I was at PHP Benelux, the annual PHP conference for Belgium, the Netherlands and Luxembourg, and I realized 2 things about PHP that I hadn’t really thought of before. I call them the PHParadoxes (or PHP Paradoxes).
The Job Hunt
In most industries, it’s the employee that convinces the employer he/she is worthy to work at the company.
In the PHP-world, it’s the employer (aka the companies) that needs to convince the employee (aka the developer) that their company is worthy of their time and devotion.
In tech, it’s the companies that persuade the developers to work for them. In any other business, it’s the other way around.

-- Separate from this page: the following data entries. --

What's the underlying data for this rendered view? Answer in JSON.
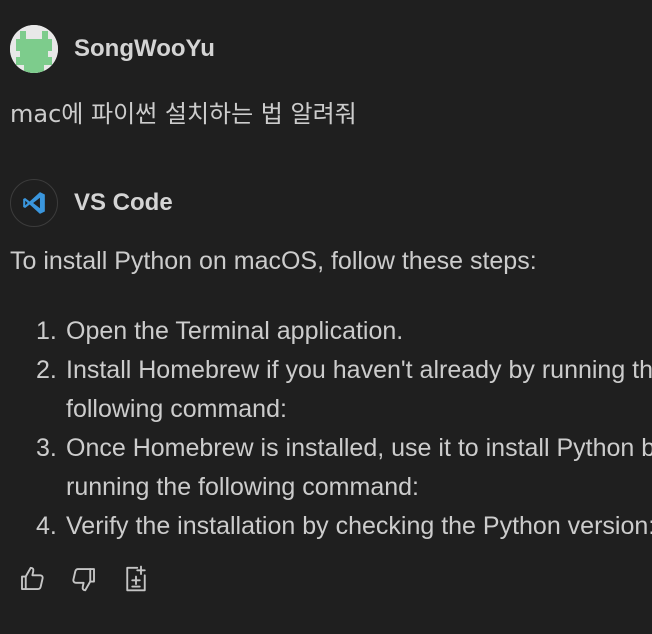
{
  "user_message": {
    "author": "SongWooYu",
    "avatar_icon": "pixel-avatar",
    "text": "mac에 파이썬 설치하는 법 알려줘"
  },
  "bot_message": {
    "author": "VS Code",
    "avatar_icon": "vscode-logo",
    "intro": "To install Python on macOS, follow these steps:",
    "steps": [
      {
        "num": "1.",
        "lines": [
          "Open the Terminal application."
        ]
      },
      {
        "num": "2.",
        "lines": [
          "Install Homebrew if you haven't already by running the",
          "following command:"
        ]
      },
      {
        "num": "3.",
        "lines": [
          "Once Homebrew is installed, use it to install Python by",
          "running the following command:"
        ]
      },
      {
        "num": "4.",
        "lines": [
          "Verify the installation by checking the Python version:"
        ]
      }
    ]
  },
  "actions": [
    {
      "name": "thumbs-up-icon"
    },
    {
      "name": "thumbs-down-icon"
    },
    {
      "name": "insert-into-new-file-icon"
    }
  ],
  "colors": {
    "background": "#1f1f1f",
    "text": "#cccccc",
    "vscode_blue": "#3a96dd",
    "avatar_green": "#7dcc8c"
  }
}
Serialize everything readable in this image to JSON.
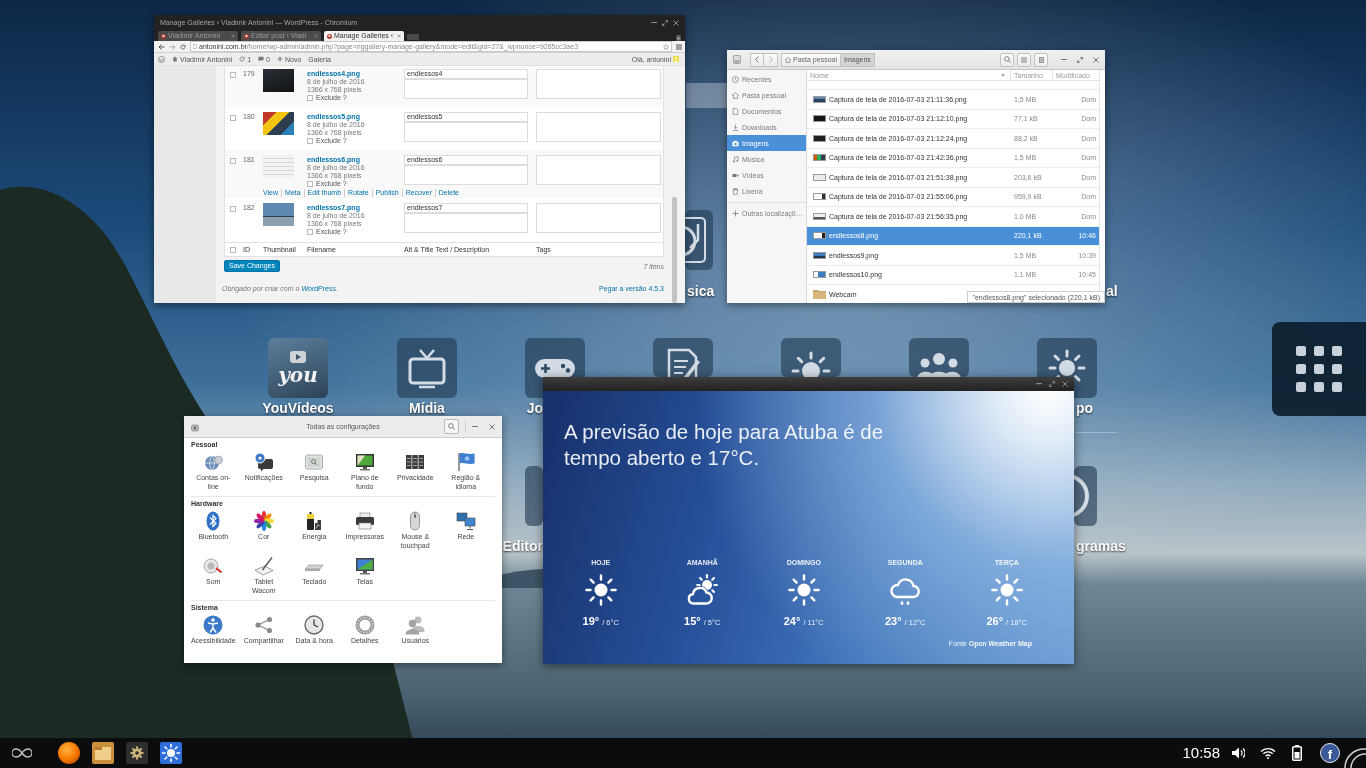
{
  "desktop": {
    "apps": [
      {
        "kind": "disc",
        "label": "sica"
      },
      {
        "kind": "hidden",
        "label": "al"
      },
      {
        "kind": "you",
        "logo": "you",
        "label": "YouVídeos"
      },
      {
        "kind": "tv",
        "label": "Mídia"
      },
      {
        "kind": "gamepad",
        "label": "Jo"
      },
      {
        "kind": "document"
      },
      {
        "kind": "bulb"
      },
      {
        "kind": "people"
      },
      {
        "kind": "sun",
        "label": "po"
      },
      {
        "kind": "blank",
        "label": "Editor"
      },
      {
        "kind": "ring",
        "label": "gramas"
      }
    ]
  },
  "browser": {
    "title": "Manage Galleries ‹ Vladimir Antonini — WordPress - Chromium",
    "tabs": [
      {
        "label": "Vladimir Antonini",
        "selected": false
      },
      {
        "label": "Editar post ‹ Vladi",
        "selected": false
      },
      {
        "label": "Manage Galleries ‹",
        "selected": true
      }
    ],
    "url_host": "antonini.com.br",
    "url_path": "/home/wp-admin/admin.php?page=nggallery-manage-gallery&mode=edit&gid=27&_wpnonce=9265cc3ae3",
    "admin_bar": [
      {
        "kind": "site",
        "label": "Vladimir Antonini"
      },
      {
        "kind": "updates",
        "label": "1"
      },
      {
        "kind": "comments",
        "label": "0"
      },
      {
        "kind": "new",
        "label": "Novo"
      },
      {
        "kind": "plain",
        "label": "Galeria"
      }
    ],
    "greeting": "Olá, antonini",
    "rows": [
      {
        "id": "179",
        "file": "endlessos4.png",
        "date": "8 de julho de 2016",
        "size": "1366 x 768 pixels",
        "exclude_label": "Exclude ?",
        "exclude": false,
        "checked": false,
        "alt": "endlessos4"
      },
      {
        "id": "180",
        "file": "endlessos5.png",
        "date": "8 de julho de 2016",
        "size": "1366 x 768 pixels",
        "exclude_label": "Exclude ?",
        "exclude": false,
        "checked": false,
        "alt": "endlessos5"
      },
      {
        "id": "181",
        "file": "endlessos6.png",
        "date": "8 de julho de 2016",
        "size": "1366 x 768 pixels",
        "exclude_label": "Exclude ?",
        "exclude": false,
        "checked": false,
        "alt": "endlessos6",
        "actions": [
          "View",
          "Meta",
          "Edit thumb",
          "Rotate",
          "Publish",
          "Recover",
          "Delete"
        ]
      },
      {
        "id": "182",
        "file": "endlessos7.png",
        "date": "8 de julho de 2016",
        "size": "1366 x 768 pixels",
        "exclude_label": "Exclude ?",
        "exclude": false,
        "checked": false,
        "alt": "endlessos7"
      }
    ],
    "header_checked": false,
    "columns": [
      "ID",
      "Thumbnail",
      "Filename",
      "Alt & Title Text / Description",
      "Tags"
    ],
    "save": "Save Changes",
    "count": "7 itens",
    "credit": {
      "text": "Obrigado por criar com o",
      "link": "WordPress",
      "end": "."
    },
    "version": "Pegar a versão 4.5.3"
  },
  "files": {
    "path": [
      {
        "kind": "home",
        "label": "Pasta pessoal",
        "selected": false
      },
      {
        "kind": "plain",
        "label": "Imagens",
        "selected": true
      }
    ],
    "places": [
      {
        "kind": "recent",
        "label": "Recentes",
        "selected": false
      },
      {
        "kind": "home",
        "label": "Pasta pessoal",
        "selected": false
      },
      {
        "kind": "documents",
        "label": "Documentos",
        "selected": false
      },
      {
        "kind": "downloads",
        "label": "Downloads",
        "selected": false
      },
      {
        "kind": "pictures",
        "label": "Imagens",
        "selected": true
      },
      {
        "kind": "music",
        "label": "Música",
        "selected": false
      },
      {
        "kind": "videos",
        "label": "Vídeos",
        "selected": false
      },
      {
        "kind": "trash",
        "label": "Lixeira",
        "selected": false
      },
      {
        "kind": "other",
        "label": "Outras localizaçõ…",
        "selected": false
      }
    ],
    "columns": [
      "Nome",
      "Tamanho",
      "Modificado"
    ],
    "rows": [
      {
        "kind": "image",
        "name": "Captura de tela de 2016-07-03 21:11:36.png",
        "size": "1,5 MB",
        "modified": "Dom",
        "selected": false
      },
      {
        "kind": "image",
        "name": "Captura de tela de 2016-07-03 21:12:10.png",
        "size": "77,1 kB",
        "modified": "Dom",
        "selected": false
      },
      {
        "kind": "image",
        "name": "Captura de tela de 2016-07-03 21:12:24.png",
        "size": "88,2 kB",
        "modified": "Dom",
        "selected": false
      },
      {
        "kind": "image",
        "name": "Captura de tela de 2016-07-03 21:42:36.png",
        "size": "1,5 MB",
        "modified": "Dom",
        "selected": false
      },
      {
        "kind": "image",
        "name": "Captura de tela de 2016-07-03 21:51:38.png",
        "size": "203,6 kB",
        "modified": "Dom",
        "selected": false
      },
      {
        "kind": "image",
        "name": "Captura de tela de 2016-07-03 21:55:06.png",
        "size": "959,9 kB",
        "modified": "Dom",
        "selected": false
      },
      {
        "kind": "image",
        "name": "Captura de tela de 2016-07-03 21:56:35.png",
        "size": "1,0 MB",
        "modified": "Dom",
        "selected": false
      },
      {
        "kind": "image",
        "name": "endlessos8.png",
        "size": "220,1 kB",
        "modified": "10:46",
        "selected": true
      },
      {
        "kind": "image",
        "name": "endlessos9.png",
        "size": "1,5 MB",
        "modified": "10:39",
        "selected": false
      },
      {
        "kind": "image",
        "name": "endlessos10.png",
        "size": "1,1 MB",
        "modified": "10:45",
        "selected": false
      },
      {
        "kind": "folder",
        "name": "Webcam",
        "selected": false
      }
    ],
    "status": "\"endlessos8.png\" selecionado (220,1 kB)"
  },
  "settings": {
    "title": "Todas as configurações",
    "sections": [
      {
        "title": "Pessoal",
        "items": [
          {
            "kind": "accounts",
            "label": "Contas on-\nline"
          },
          {
            "kind": "notifications",
            "label": "Notificações"
          },
          {
            "kind": "search",
            "label": "Pesquisa"
          },
          {
            "kind": "background",
            "label": "Plano de\nfundo"
          },
          {
            "kind": "privacy",
            "label": "Privacidade"
          },
          {
            "kind": "region",
            "label": "Região &\nidioma"
          }
        ]
      },
      {
        "title": "Hardware",
        "items": [
          {
            "kind": "bluetooth",
            "label": "Bluetooth"
          },
          {
            "kind": "color",
            "label": "Cor"
          },
          {
            "kind": "power",
            "label": "Energia"
          },
          {
            "kind": "printers",
            "label": "Impressoras"
          },
          {
            "kind": "mouse",
            "label": "Mouse &\ntouchpad"
          },
          {
            "kind": "network",
            "label": "Rede"
          },
          {
            "kind": "sound",
            "label": "Som"
          },
          {
            "kind": "tablet",
            "label": "Tablet\nWacom"
          },
          {
            "kind": "keyboard",
            "label": "Teclado"
          },
          {
            "kind": "displays",
            "label": "Telas"
          }
        ]
      },
      {
        "title": "Sistema",
        "items": [
          {
            "kind": "accessibility",
            "label": "Acessibilidade"
          },
          {
            "kind": "sharing",
            "label": "Compartilhar"
          },
          {
            "kind": "datetime",
            "label": "Data & hora"
          },
          {
            "kind": "details",
            "label": "Detalhes"
          },
          {
            "kind": "users",
            "label": "Usuários"
          }
        ]
      }
    ]
  },
  "weather": {
    "headline": "A previsão de hoje para Atuba é de tempo aberto e 17°C.",
    "days": [
      {
        "label": "HOJE",
        "kind": "sun",
        "high": "19°",
        "low": "/ 6°C"
      },
      {
        "label": "AMANHÃ",
        "kind": "partly-cloudy",
        "high": "15°",
        "low": "/ 5°C"
      },
      {
        "label": "DOMINGO",
        "kind": "sun",
        "high": "24°",
        "low": "/ 11°C"
      },
      {
        "label": "SEGUNDA",
        "kind": "rain",
        "high": "23°",
        "low": "/ 12°C"
      },
      {
        "label": "TERÇA",
        "kind": "sun",
        "high": "26°",
        "low": "/ 18°C"
      }
    ],
    "source": "Fonte **Open Weather Map**"
  },
  "taskbar": {
    "clock": "10:58",
    "social": "f"
  }
}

I didn’t actually pay much attention to this thought. But looking back, I spent the entire weekend, with everyone I talked to, mentioning that we are looking for PHP developers. What a cool place it is to work at. How we have remote workers. How we have nerf-gun wars and stress-ball battles. How we use Neo4j as our graph database. How we have really smart developers in our team.
But in many other places, it’s vica versa. It’s the developer that claims their knowledge on frameworks, design patterns, multiple languages, …
Not in PHP. In PHP land, the companies put in way more efforts than the PHP developers to get them on board.
Why isn’t every industry like this? It’s not just the shortage on PHP developers. Most of the tech industry works like this.
But the health sector has a shortage of nurses and general staff, do you see them being this actively recruited? I don’t. What makes the tech sector so different?
You Know Nothing, John Snow
The closing keynote was brought by @SaraMG, mostly known for her hard work at HHVM and PHP core. She was going over the new tools in the pipeline for PHP and what the PHP7 landscape could, theoretically, be. It mostly covered features of Hack, that could make their way into PHP core.
And then she mentioned static code analysis “on the fly”.
As soon as the file you’re working on is saved, it’s analysed and type errors (wrong casts, character conversions, …) could be shown. I loved this. The room loved this.
I loved it, right up until the point my colleague next to me, with no PHP background, said:
I don’t get all this excitement … this has been in Visual Basic for years, and it wasn’t even in PHP yet?
And he was right.
But if I look at other languages, mostly languages away from the web, we can see an entire ecosystem of IDE’s, debug tools, compilers, standard libraries, … that help those languages. Think Visual Basic, C#, Java, .NET, … They all have tools that PHP, even after all these years, doesn’t have. And I don’t mean just IDE’s.
There are no complaints from PHP developers. I don’t think anyone feels they’re missing something. But maybe that’s just because we don’t know any better?
Either way, it made me think about other languages. About other development ecosystems that we can learn from, as the PHP community. I’d like to give a few other languages a try this year and see if some of those good bits can be ported back to PHP.
For many, PHP is the entry language into becoming a developer. Don’t let it be the exit.